O chamado Projeto Santa Quitéria (PSQ), previsto para ser instalado na pequena Santa Quitéria, cidade de 40 mil habitantes localizada no meio da caatinga, a 200 km de Fortaleza, pretende arrancar do solo 2.300 toneladas por ano de concentrado de urânio, para abastecer as usinas nucleares de Angra, no Rio de Janeiro.
Conforme informações obtidas pela reportagem, uma versão atualizada desse projeto foi entregue em outubro do ano passado ao Ibama (Instituto Brasileiro do Meio Ambiente e dos Recursos Naturais Renováveis), com o objetivo de obter a licença prévia ambiental do empreendimento.

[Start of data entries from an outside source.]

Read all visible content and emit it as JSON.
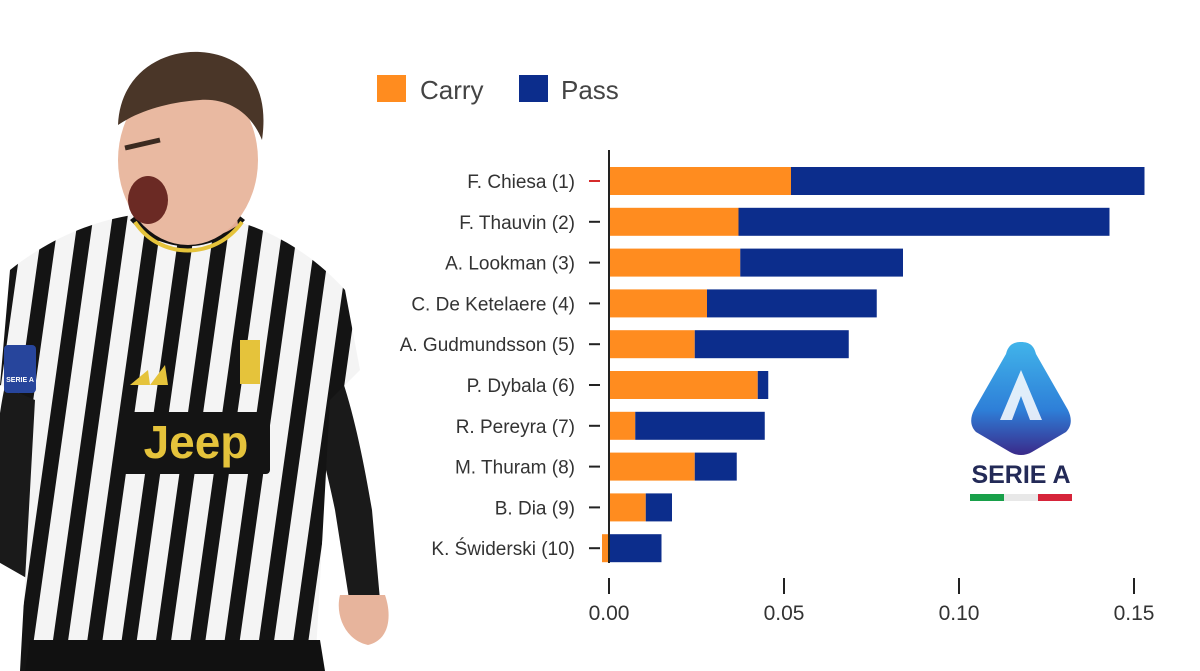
{
  "legend": {
    "carry_label": "Carry",
    "pass_label": "Pass"
  },
  "logo": {
    "wordmark": "SERIE A"
  },
  "photo": {
    "jersey_sponsor": "Jeep",
    "sleeve_badge": "SERIE A"
  },
  "colors": {
    "carry": "#ff8c1f",
    "pass": "#0c2d8c",
    "highlight_label": "#d62b2b",
    "axis": "#222222"
  },
  "chart_data": {
    "type": "bar",
    "orientation": "horizontal",
    "stacked": true,
    "title": "",
    "xlabel": "",
    "ylabel": "",
    "xlim": [
      -0.002,
      0.155
    ],
    "xticks": [
      0.0,
      0.05,
      0.1,
      0.15
    ],
    "xtick_labels": [
      "0.00",
      "0.05",
      "0.10",
      "0.15"
    ],
    "grid": false,
    "legend_position": "top-left",
    "highlight_category": "F. Chiesa (1)",
    "categories": [
      "F. Chiesa (1)",
      "F. Thauvin (2)",
      "A. Lookman (3)",
      "C. De Ketelaere (4)",
      "A. Gudmundsson (5)",
      "P. Dybala (6)",
      "R. Pereyra (7)",
      "M. Thuram (8)",
      "B. Dia (9)",
      "K. Świderski (10)"
    ],
    "series": [
      {
        "name": "Carry",
        "values": [
          0.052,
          0.037,
          0.0375,
          0.028,
          0.0245,
          0.0425,
          0.0075,
          0.0245,
          0.0105,
          -0.002
        ]
      },
      {
        "name": "Pass",
        "values": [
          0.101,
          0.106,
          0.0465,
          0.0485,
          0.044,
          0.003,
          0.037,
          0.012,
          0.0075,
          0.015
        ]
      }
    ]
  }
}
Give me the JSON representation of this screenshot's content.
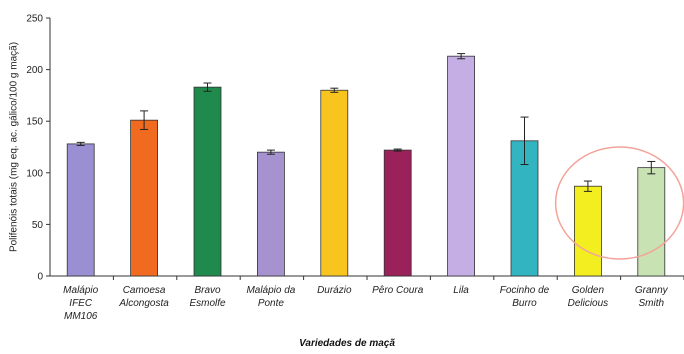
{
  "chart_data": {
    "type": "bar",
    "title": "",
    "xlabel": "Variedades de maçã",
    "ylabel": "Polifenóis totais (mg eq. ac. gálico/100 g maçã)",
    "ylim": [
      0,
      250
    ],
    "yticks": [
      "0",
      "50",
      "100",
      "150",
      "200",
      "250"
    ],
    "grid": false,
    "categories": [
      [
        "Malápio",
        "IFEC",
        "MM106"
      ],
      [
        "Camoesa",
        "Alcongosta"
      ],
      [
        "Bravo",
        "Esmolfe"
      ],
      [
        "Malápio da",
        "Ponte"
      ],
      [
        "Durázio"
      ],
      [
        "Pêro Coura"
      ],
      [
        "Lila"
      ],
      [
        "Focinho de",
        "Burro"
      ],
      [
        "Golden",
        "Delicious"
      ],
      [
        "Granny",
        "Smith"
      ]
    ],
    "values": [
      128,
      151,
      183,
      120,
      180,
      122,
      213,
      131,
      87,
      105
    ],
    "errors": [
      1.5,
      9,
      4,
      2,
      2,
      1,
      2.5,
      23,
      5,
      6
    ],
    "colors": [
      "#9a8fd2",
      "#f06a1f",
      "#1f8a4c",
      "#a592cf",
      "#f7c51d",
      "#9a2159",
      "#c4aee3",
      "#33b5c1",
      "#f3ee1f",
      "#c8e2b3"
    ],
    "highlight": {
      "categories": [
        "Golden Delicious",
        "Granny Smith"
      ],
      "color": "#f3a39a"
    }
  }
}
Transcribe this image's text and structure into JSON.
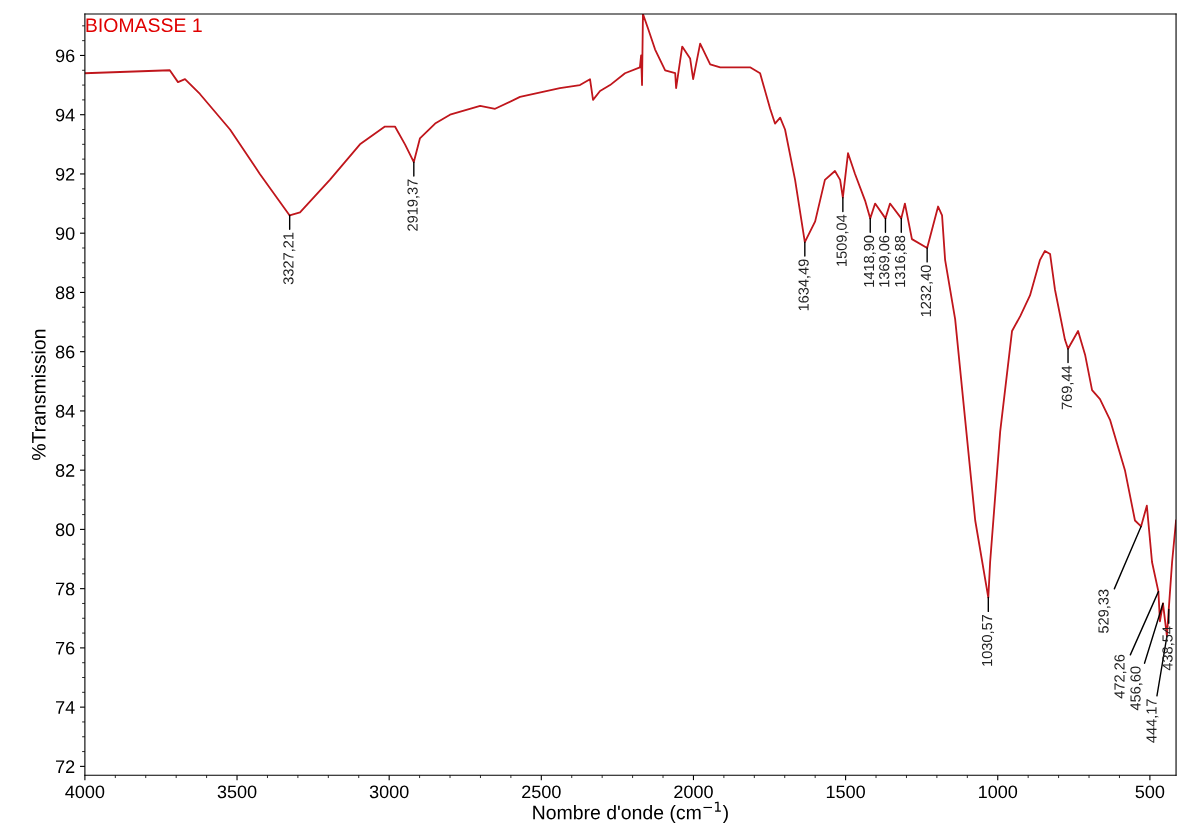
{
  "chart_data": {
    "type": "line",
    "title": "BIOMASSE 1",
    "xlabel": "Nombre d'onde (cm$^{−1}$)",
    "ylabel": "%Transmission",
    "xlim": [
      4000,
      414
    ],
    "ylim": [
      71.7,
      97.4
    ],
    "xticks": [
      4000,
      3500,
      3000,
      2500,
      2000,
      1500,
      1000,
      500
    ],
    "yticks": [
      72,
      74,
      76,
      78,
      80,
      82,
      84,
      86,
      88,
      90,
      92,
      94,
      96
    ],
    "grid": false,
    "marker": "none",
    "line_style": "solid",
    "series": [
      {
        "color": "#c0161c",
        "x": [
          4000,
          3721,
          3694,
          3671,
          3622,
          3523,
          3425,
          3327,
          3293,
          3195,
          3096,
          3014,
          2981,
          2948,
          2919,
          2899,
          2849,
          2800,
          2701,
          2652,
          2570,
          2439,
          2373,
          2340,
          2330,
          2307,
          2274,
          2225,
          2176,
          2172,
          2169,
          2166,
          2149,
          2126,
          2093,
          2060,
          2057,
          2037,
          2011,
          2001,
          1978,
          1945,
          1912,
          1814,
          1781,
          1748,
          1732,
          1715,
          1699,
          1666,
          1634,
          1600,
          1568,
          1535,
          1518,
          1509,
          1492,
          1469,
          1436,
          1419,
          1403,
          1369,
          1354,
          1317,
          1305,
          1282,
          1232,
          1196,
          1183,
          1173,
          1140,
          1107,
          1074,
          1031,
          1025,
          992,
          953,
          926,
          894,
          861,
          845,
          828,
          812,
          779,
          769,
          736,
          713,
          690,
          664,
          631,
          582,
          549,
          529,
          510,
          493,
          472,
          467,
          457,
          444,
          438,
          427,
          414
        ],
        "values": [
          95.4,
          95.5,
          95.1,
          95.2,
          94.7,
          93.5,
          92.0,
          90.6,
          90.7,
          91.8,
          93.0,
          93.6,
          93.6,
          93.0,
          92.4,
          93.2,
          93.7,
          94.0,
          94.3,
          94.2,
          94.6,
          94.9,
          95.0,
          95.2,
          94.5,
          94.8,
          95.0,
          95.4,
          95.6,
          96.0,
          95.0,
          97.4,
          96.9,
          96.2,
          95.5,
          95.4,
          94.9,
          96.3,
          95.9,
          95.2,
          96.4,
          95.7,
          95.6,
          95.6,
          95.4,
          94.2,
          93.7,
          93.9,
          93.5,
          91.8,
          89.7,
          90.4,
          91.8,
          92.1,
          91.8,
          91.2,
          92.7,
          92.0,
          91.1,
          90.5,
          91.0,
          90.5,
          91.0,
          90.5,
          91.0,
          89.8,
          89.5,
          90.9,
          90.6,
          89.1,
          87.1,
          83.7,
          80.3,
          77.7,
          78.9,
          83.3,
          86.7,
          87.2,
          87.9,
          89.1,
          89.4,
          89.3,
          88.1,
          86.4,
          86.1,
          86.7,
          85.9,
          84.7,
          84.4,
          83.7,
          82.0,
          80.3,
          80.1,
          80.8,
          78.9,
          77.9,
          76.9,
          77.5,
          76.4,
          77.3,
          78.9,
          80.3
        ]
      }
    ],
    "annotations": [
      {
        "text": "3327,21",
        "x": 3327,
        "y": 90.6
      },
      {
        "text": "2919,37",
        "x": 2919,
        "y": 92.4
      },
      {
        "text": "1634,49",
        "x": 1634,
        "y": 89.7
      },
      {
        "text": "1509,04",
        "x": 1509,
        "y": 91.2
      },
      {
        "text": "1418,90",
        "x": 1419,
        "y": 90.5
      },
      {
        "text": "1369,06",
        "x": 1369,
        "y": 90.5
      },
      {
        "text": "1316,88",
        "x": 1317,
        "y": 90.5
      },
      {
        "text": "1232,40",
        "x": 1232,
        "y": 89.5
      },
      {
        "text": "1030,57",
        "x": 1031,
        "y": 77.7
      },
      {
        "text": "769,44",
        "x": 769,
        "y": 86.1
      },
      {
        "text": "529,33",
        "x": 529,
        "y": 80.1
      },
      {
        "text": "472,26",
        "x": 472,
        "y": 77.9
      },
      {
        "text": "456,60",
        "x": 457,
        "y": 77.5
      },
      {
        "text": "444,17",
        "x": 444,
        "y": 76.4
      },
      {
        "text": "438,54",
        "x": 438,
        "y": 77.3
      }
    ]
  }
}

O plano de explorar urânio na região tem mais de uma década, mas nunca avançou. Desta vez, porém, o governo dá sinais claros de que pretende levar a extração mineral adiante.
Os donos do projeto são a estatal INB (Indústrias Nucleares do Brasil) e a empresa Fosnor Fosfatados do Norte-Nordeste, da marca de fertilizantes Galvani. Juntas, elas formaram o “Consórcio Santa Quitéria”. No alvo da companhia está a “Fazenda Itataia”, uma propriedade de 5.825 hectares, o equivalente a quase 6 mil campos de futebol, que foi adquirida pela INB ainda em 2005, mas nunca foi explorada.
A parceria entre a INB e a Fosnor se deve ao tipo de material que será extraído, porque as terras da região possuem grande quantidade de urânio associado ao fosfato, minério usado na produção de fertilizantes. A ideia é abrir uma mina a céu aberto no local. O investimento total previsto é de R$ 2,3 bilhões, para explorar a mina por 20 anos.
De acordo com o plano obtido pela reportagem, está prevista a produção de 2.300 toneladas por ano de concentrado de urânio, quantidade que seria mais do que o triplo necessário para alimentar as usinas nucleares de Angra 1 e Angra 2, além da futura Angra 3.
Segundo a INB, essa produção eliminaria a dependência de importação desse insumo. Hoje, a produção de urânio nacional está concentrada em Caetité, na Bahia.